Le décès d’un journaliste néerlandais, nouvel épisode d’une série noire d’assassinats de journalistes en Europe

Le journaliste Peter R. de Vries a succombé à ses blessures neuf jours après une attaque par balles à Amsterdam. Reporters sans frontières (RSF) exhorte les Pays-Bas à se montrer exemplaires dans les poursuites judiciaires engagées contre ses assassins et l’Union européenne à tirer les leçons de cet acte ignoble pour mieux protéger les journalistes face au crime organisé.

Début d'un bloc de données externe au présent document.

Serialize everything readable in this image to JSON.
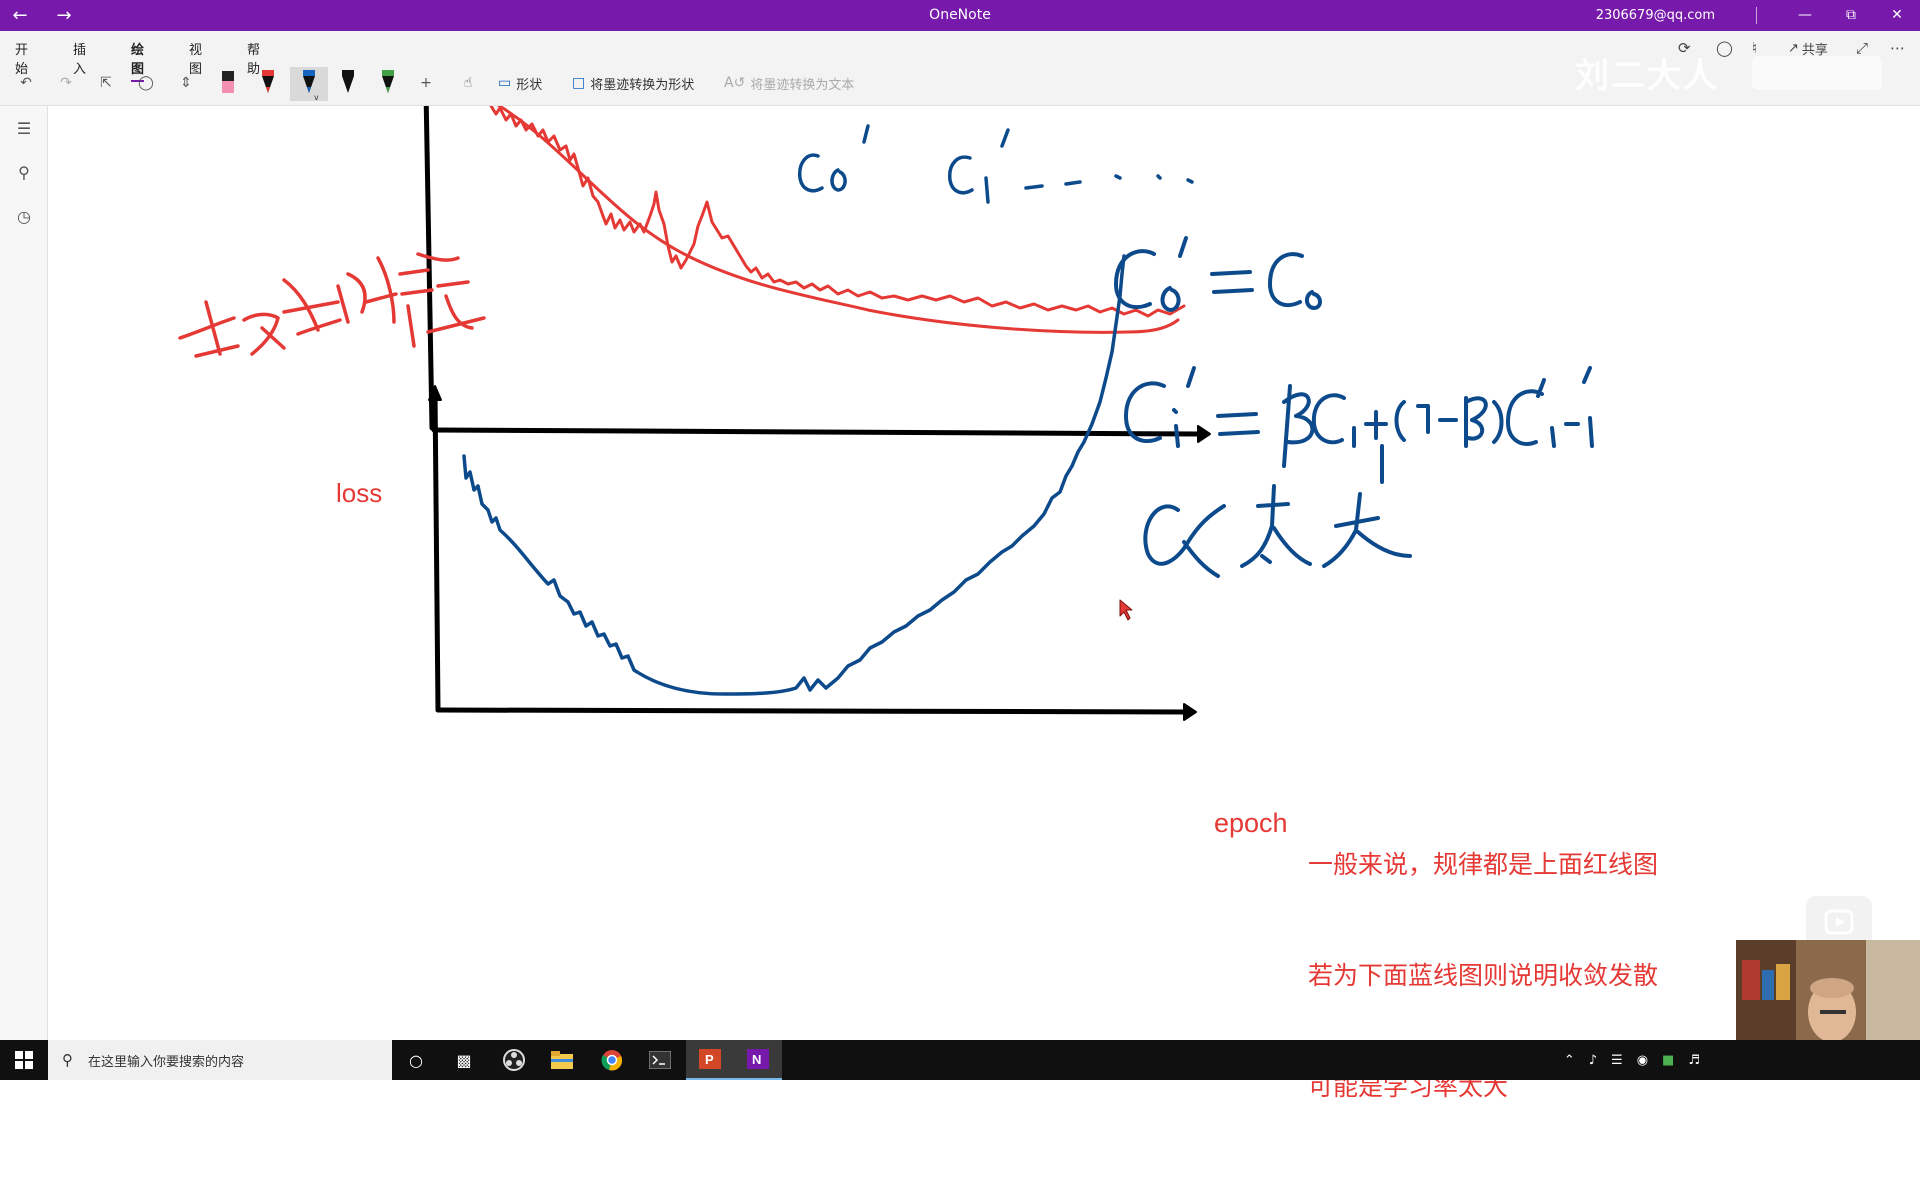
{
  "window": {
    "title": "OneNote",
    "account": "2306679@qq.com",
    "back_icon": "back-arrow-icon",
    "forward_icon": "forward-arrow-icon",
    "accent_color": "#7719aa"
  },
  "ribbon": {
    "tabs": [
      {
        "label": "开始",
        "active": false
      },
      {
        "label": "插入",
        "active": false
      },
      {
        "label": "绘图",
        "active": true
      },
      {
        "label": "视图",
        "active": false
      },
      {
        "label": "帮助",
        "active": false
      }
    ],
    "shapes_label": "形状",
    "ink_to_shape_label": "将墨迹转换为形状",
    "ink_to_text_label": "将墨迹转换为文本",
    "share_label": "共享",
    "pens": [
      {
        "name": "highlighter-pink",
        "color": "#f48fb1"
      },
      {
        "name": "pen-red",
        "color": "#e53935"
      },
      {
        "name": "pen-blue",
        "color": "#1565c0",
        "selected": true
      },
      {
        "name": "pen-black",
        "color": "#111111"
      },
      {
        "name": "pen-green",
        "color": "#43a047"
      }
    ],
    "watermark": "刘二大人"
  },
  "canvas": {
    "ink_colors": {
      "red": "#e53935",
      "blue": "#0d4a8c",
      "black": "#000000"
    },
    "loss_label": "loss",
    "epoch_label": "epoch",
    "note_lines": [
      "一般来说，规律都是上面红线图",
      "若为下面蓝线图则说明收敛发散",
      "可能是学习率太大"
    ]
  },
  "taskbar": {
    "search_placeholder": "在这里输入你要搜索的内容",
    "apps": [
      "cortana-icon",
      "task-view-icon",
      "obs-icon",
      "file-explorer-icon",
      "chrome-icon",
      "terminal-icon",
      "powerpoint-icon",
      "onenote-icon"
    ]
  }
}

Ce jeudi 15 juillet, le journaliste néerlandais spécialisé dans les affaires criminelles Peter R. de Vries, est décédé à l’hôpital des suites de l’attaque par balles du 6 juillet qui l’avait gravement blessé à la tête. Deux personnes soupçonnées d’être les auteurs ont été rapidement arrêtées et placées en détention provisoire, mais le commanditaire n’a toujours pas été identifié et le motif de l’attaque reste non-élucidé. De plus, en raison d’une menace grave pesant sur l’émission RTL Boulevard dans laquelle intervenait le journaliste le jour de l’attaque, la diffusion du programme en direct a dû être annulée samedi 10 juillet. 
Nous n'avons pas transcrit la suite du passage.